Use Newtons method with initial guess $x^{(0)} = (0,0)$ to find the second iteration $x^{(2)}$ of $$\left(1-2x_1\right)^2+x_1x_2 = 1$$ $$\left( x_1-1 \right)^2+\left( x_2+2 \right)^2 = -2$$
I know that Newton Method states:
If $x_n$ is an approximation a solution of $f(x) = 0 $ and if $f'(x_n) \ne 0 $ then the next approximation is given by, $$x_{n+1} = x_n -\frac{f(x_n)}{f'(x_n)}$$
But how can I use this to solve my problem? Is my question a system of equations?
$\color{red}{Note!}$ There is something wrong with this problem as you have the sum of two squares equal to a negative result! I suspect they meant to have a negative in that second expression somewhere and there is a typo. Another possibility is that they are looking for imaginary roots, but then the initial condition would have been given as an imaginary vector. Regardless, we can still find the first two iterations by going through the steps, but this will never converge based on this.

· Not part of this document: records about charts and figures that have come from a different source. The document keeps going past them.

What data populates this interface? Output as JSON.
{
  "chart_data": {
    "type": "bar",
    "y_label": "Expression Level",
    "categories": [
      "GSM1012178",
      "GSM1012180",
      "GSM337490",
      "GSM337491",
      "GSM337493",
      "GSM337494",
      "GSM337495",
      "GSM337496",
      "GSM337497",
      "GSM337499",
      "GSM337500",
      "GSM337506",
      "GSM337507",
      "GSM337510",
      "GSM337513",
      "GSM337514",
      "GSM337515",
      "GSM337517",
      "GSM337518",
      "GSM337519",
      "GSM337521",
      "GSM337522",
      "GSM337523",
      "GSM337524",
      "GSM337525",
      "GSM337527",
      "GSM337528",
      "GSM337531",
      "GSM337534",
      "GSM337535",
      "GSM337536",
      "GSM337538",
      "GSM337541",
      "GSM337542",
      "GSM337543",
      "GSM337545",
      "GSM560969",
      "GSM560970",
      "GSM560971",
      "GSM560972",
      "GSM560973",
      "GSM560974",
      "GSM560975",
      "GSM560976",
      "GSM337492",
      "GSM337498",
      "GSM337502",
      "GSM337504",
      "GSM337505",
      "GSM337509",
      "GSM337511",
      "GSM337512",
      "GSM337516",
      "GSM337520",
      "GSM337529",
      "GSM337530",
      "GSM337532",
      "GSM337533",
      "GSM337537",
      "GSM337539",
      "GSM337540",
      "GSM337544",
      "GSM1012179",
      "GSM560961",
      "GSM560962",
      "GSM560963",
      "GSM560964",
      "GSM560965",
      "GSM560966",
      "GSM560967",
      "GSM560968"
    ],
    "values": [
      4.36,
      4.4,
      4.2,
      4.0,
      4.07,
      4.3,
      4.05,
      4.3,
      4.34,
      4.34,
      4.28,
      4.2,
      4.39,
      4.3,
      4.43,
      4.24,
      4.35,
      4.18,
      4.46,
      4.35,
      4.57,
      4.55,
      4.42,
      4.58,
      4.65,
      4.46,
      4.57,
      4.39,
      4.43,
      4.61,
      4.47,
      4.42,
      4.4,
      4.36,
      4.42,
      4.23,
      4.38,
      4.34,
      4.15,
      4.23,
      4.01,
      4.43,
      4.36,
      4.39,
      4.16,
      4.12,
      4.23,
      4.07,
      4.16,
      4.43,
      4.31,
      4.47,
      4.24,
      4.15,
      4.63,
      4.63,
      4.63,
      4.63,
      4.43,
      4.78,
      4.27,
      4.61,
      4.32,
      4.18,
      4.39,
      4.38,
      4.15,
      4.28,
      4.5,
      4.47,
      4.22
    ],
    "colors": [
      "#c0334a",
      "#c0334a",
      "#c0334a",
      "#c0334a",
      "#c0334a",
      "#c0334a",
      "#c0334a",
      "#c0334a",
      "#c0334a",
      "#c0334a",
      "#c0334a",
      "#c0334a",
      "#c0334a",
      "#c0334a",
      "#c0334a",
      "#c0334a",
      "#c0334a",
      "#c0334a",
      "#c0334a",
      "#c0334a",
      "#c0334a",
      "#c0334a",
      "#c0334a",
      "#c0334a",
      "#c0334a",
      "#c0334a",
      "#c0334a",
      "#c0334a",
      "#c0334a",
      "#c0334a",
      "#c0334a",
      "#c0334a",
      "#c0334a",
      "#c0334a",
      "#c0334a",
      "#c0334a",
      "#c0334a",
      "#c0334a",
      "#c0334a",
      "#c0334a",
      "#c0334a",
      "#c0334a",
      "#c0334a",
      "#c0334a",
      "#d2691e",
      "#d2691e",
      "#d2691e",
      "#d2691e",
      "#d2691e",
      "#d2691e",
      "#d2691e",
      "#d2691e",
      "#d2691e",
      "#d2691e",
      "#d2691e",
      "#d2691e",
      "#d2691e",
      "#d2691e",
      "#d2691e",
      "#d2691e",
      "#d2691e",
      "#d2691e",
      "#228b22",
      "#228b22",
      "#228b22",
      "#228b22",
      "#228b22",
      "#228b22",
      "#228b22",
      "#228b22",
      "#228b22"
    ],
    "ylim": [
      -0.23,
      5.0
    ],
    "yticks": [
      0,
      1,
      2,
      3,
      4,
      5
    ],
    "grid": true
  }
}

The regular Newton-Raphson method is initialized with a starting point $x_0$ and then you iterate $\tag 1x_{n+1}=x_n-\dfrac{f(x_n)}{f'(x_n)}$
In higher dimensions, there is an exact analog. We define:
$$F\left(\begin{bmatrix}x_1\\x_2\end{bmatrix}\right) = \begin{bmatrix}f_1(x_1,x_2) \\ f_2(x_1,x_2) \end{bmatrix} = \begin{bmatrix}(1-2x_1)^2+x_1x_2 -1 \\ (x_1-1)^2+( x_2+2 )^2 +2\end{bmatrix} = \begin{bmatrix}0\\0\end{bmatrix}$$
The derivative of this system is the $2x2$ Jacobian given by:
$$J(x_1,x_2) = \begin{bmatrix} \dfrac{\partial f_1}{\partial x_1} & \dfrac{\partial f_1}{\partial x_2} \\ \dfrac{\partial f_2}{\partial x_1} & \dfrac{\partial f_2}{\partial x_2} \end{bmatrix} = \begin{bmatrix} x_2-4 (1-2 x_1)&x_1\\ 2(x_1-1)& 2 (x_2+2) \end{bmatrix}$$
The function $G$ is defined as:
$$G(x) = x - J(x)^{-1}F(x)$$
and the functional Newton-Raphson method for nonlinear systems is given by the iteration procedure that evolves from selecting an initial $x^{(0)}$ and generating for $k \ge 1$ (compare this to $(1)$),
$$x^{(k)} = G(x^{(k-1)}) = x^{(k-1)} - J(x^{(k-1)})^{-1}F(x^{(k-1)}).$$
We can write this as:
$$\begin{bmatrix}x_1^{(k)}\\x_2^{(k)}\end{bmatrix} = \begin{bmatrix}x_1^{(k-1)}\\x_2^{(k-1)}\end{bmatrix} + \begin{bmatrix}y_1^{(k-1)}\\y_2^{(k-1)}\end{bmatrix}$$
where
$$\begin{bmatrix}y_1^{(k-1)}\\y_2^{(k-1)}\end{bmatrix}= -\left(J\left(x_1^{(k-1)},x_2^{(k-1)}\right)\right)^{-1}F\left(x_1^{(k-1)},x_2^{(k-1)}\right)$$
Using the given starting vector
$$x^{(0)} = \begin{bmatrix}x_1^{(0)}\\x_2^{(0)}\end{bmatrix} = \begin{bmatrix}0\\0\end{bmatrix}$$
The first two iterations are
$$x^{(1)} =\begin{bmatrix}x_1^{(1)}\\x_2^{(1)}\end{bmatrix} = \begin{bmatrix} 0\\-1.75 \end{bmatrix}, x^{(2)} =\begin{bmatrix}x_1^{(2)}\\x_2^{(2)}\end{bmatrix} = \begin{bmatrix} 0\\-7.875 \end{bmatrix}$$
Of course, for a different starting vector you are going to get a different solution and perhaps no solution at all.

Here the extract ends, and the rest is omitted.